Quanto às dificuldades vividas, Ilca acredita que a mudança total no cotidiano de quem opta por essa carreira acaba selecionando quem irá permanecer nela. “Você se habitua a um padrão de vida. Você sai quando quer, está o tempo todo com os amigos. Aí quando você vira chef isso muda. As pessoas ligam e você tem que dizer não, almoço de família vira um sonho impossível. Quem não é da área dificilmente entende”, desabafa. “No fim das contas, a paixão pela profissão fala mais alto e tudo isso é superável”, garante.
Cozinheiro nato
Nossa última parada é a casa de Felipe Gemaque, um jovem bem humorado, receptivo e sincero, que desanda a falar sem hesitação ou pudores sobre qualquer assunto. Em meio a temperos e gargalhadas, Felipe relembra como começou na cozinha. Apaixonado pela cozinha desde garoto, Felipe era levado pela mãe aos eventos gastronômicos. “Quando estive, aos 15 anos, no Ver-o-Peso da Cozinha Paraense, perguntei ao Alex Atala o que eu precisava fazer para chegar onde ele estava. Ele me disse ‘não procure ser chef, procure ser cozinheiro’. Nunca esqueci o conselho”, rememora. Antes mesmo de mudar-se para Santa Catarina, onde se formou pela Univale, começou a frequentar a cozinha de grandes chefs paraenses para ir criando familiaridade. Hoje, Felipe é especialista em personal chef e em consultoria.
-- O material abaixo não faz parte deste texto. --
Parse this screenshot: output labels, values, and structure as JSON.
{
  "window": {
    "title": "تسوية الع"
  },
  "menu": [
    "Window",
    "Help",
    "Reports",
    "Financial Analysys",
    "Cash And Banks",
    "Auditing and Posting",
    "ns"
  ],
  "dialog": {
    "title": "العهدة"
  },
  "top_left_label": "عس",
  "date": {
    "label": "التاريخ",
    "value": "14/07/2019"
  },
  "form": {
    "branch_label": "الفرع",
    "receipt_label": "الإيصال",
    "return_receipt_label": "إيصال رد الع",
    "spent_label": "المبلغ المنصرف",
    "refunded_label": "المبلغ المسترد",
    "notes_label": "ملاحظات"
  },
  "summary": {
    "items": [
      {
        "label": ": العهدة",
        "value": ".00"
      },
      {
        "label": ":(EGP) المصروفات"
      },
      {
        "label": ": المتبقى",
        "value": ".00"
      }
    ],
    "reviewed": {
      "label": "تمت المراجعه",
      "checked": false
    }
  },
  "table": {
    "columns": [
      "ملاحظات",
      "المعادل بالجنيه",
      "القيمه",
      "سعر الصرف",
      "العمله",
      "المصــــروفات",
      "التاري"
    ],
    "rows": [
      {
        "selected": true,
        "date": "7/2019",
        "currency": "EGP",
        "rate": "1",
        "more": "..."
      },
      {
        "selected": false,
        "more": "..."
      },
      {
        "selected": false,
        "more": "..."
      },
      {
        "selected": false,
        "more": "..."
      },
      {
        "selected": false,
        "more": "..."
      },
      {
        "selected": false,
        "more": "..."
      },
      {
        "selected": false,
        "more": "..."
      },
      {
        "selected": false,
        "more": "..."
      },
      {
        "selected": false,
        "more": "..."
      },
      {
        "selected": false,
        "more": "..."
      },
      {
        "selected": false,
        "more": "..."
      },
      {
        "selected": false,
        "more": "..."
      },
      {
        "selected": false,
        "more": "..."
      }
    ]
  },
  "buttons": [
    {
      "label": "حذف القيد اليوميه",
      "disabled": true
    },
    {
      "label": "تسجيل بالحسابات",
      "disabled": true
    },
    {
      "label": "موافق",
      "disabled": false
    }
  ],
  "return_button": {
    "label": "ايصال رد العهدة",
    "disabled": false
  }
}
Ele conta que hoje o acesso ao mundo gastronômico é muito mais simples. “Antes não era tão abordado quanto agora. Hoje a profissão está na novela, em programa de TV. Quando eu comecei, não era assim”, avalia. Para ele, a maior dificuldade coincide com a maior beleza da profissão: o desprendimento. “Cozinhar é aprender a atender a expectativa do outro, a deixar o outro feliz. Você pode saber um ponto de filé que é incrível na sua opinião, mas de nada vai adiantar se esse não for o melhor ponto de filé para o paladar da pessoa a quem você está servindo”, acredita.
Todas essas vidas, histórias e linguagens diferentes se refletem no modo de cozinhar, e esses diferentes modos estarão presentes no calendário e no caderno do grupo Leal Moreira de 2012. A seção Gourmet dessa edição vai deixar você provar um pouquinho desse universo, experimentando as receitas exclusivas criadas por eles em duplas, no jantar que finalizou essa expedição – de muitos paladares e uma só paixão – em busca dos novos sabores e novos rostos da gastronomia paraense.
Receitas
Tartar com salada
de salsão
Ingredientes [4 pessoas]:
• 400g de filé bovino
• 1 cebola roxa picada
• 1 maço de salsão
• Sal e pimenta a gosto
• 10 g de senapé
• 20 g de gergelim preto
• Azeite de oliva extra virgem a gosto
Procedimento:
triture a carne, coloque em um recipiente fundo, tempere com sal, pimenta e o senapé. Acrescente o gergelim preto e a cebola picada e o azeite. Reserve.Corte o salsão bem fino e coloque em uma vasilha funda. Cubra com água e gelo deixando-o crocante. Reserve.
Para a salsa de Gruyére:
• 100ml de creme de leite
• 50ml de leite
• 200g de Gruyére
Procedimento:
junte todos os ingredientes e leve ao fogo brando, mexa até derreter o Gruyére e formar uma salsa cremosa. Reserve.
Para a redução do balsâmico:
• 200 ml de balsâmico
Procedimento:
Em uma panela leve ao fogo brando deixando reduzir em ¼ do volume inicial.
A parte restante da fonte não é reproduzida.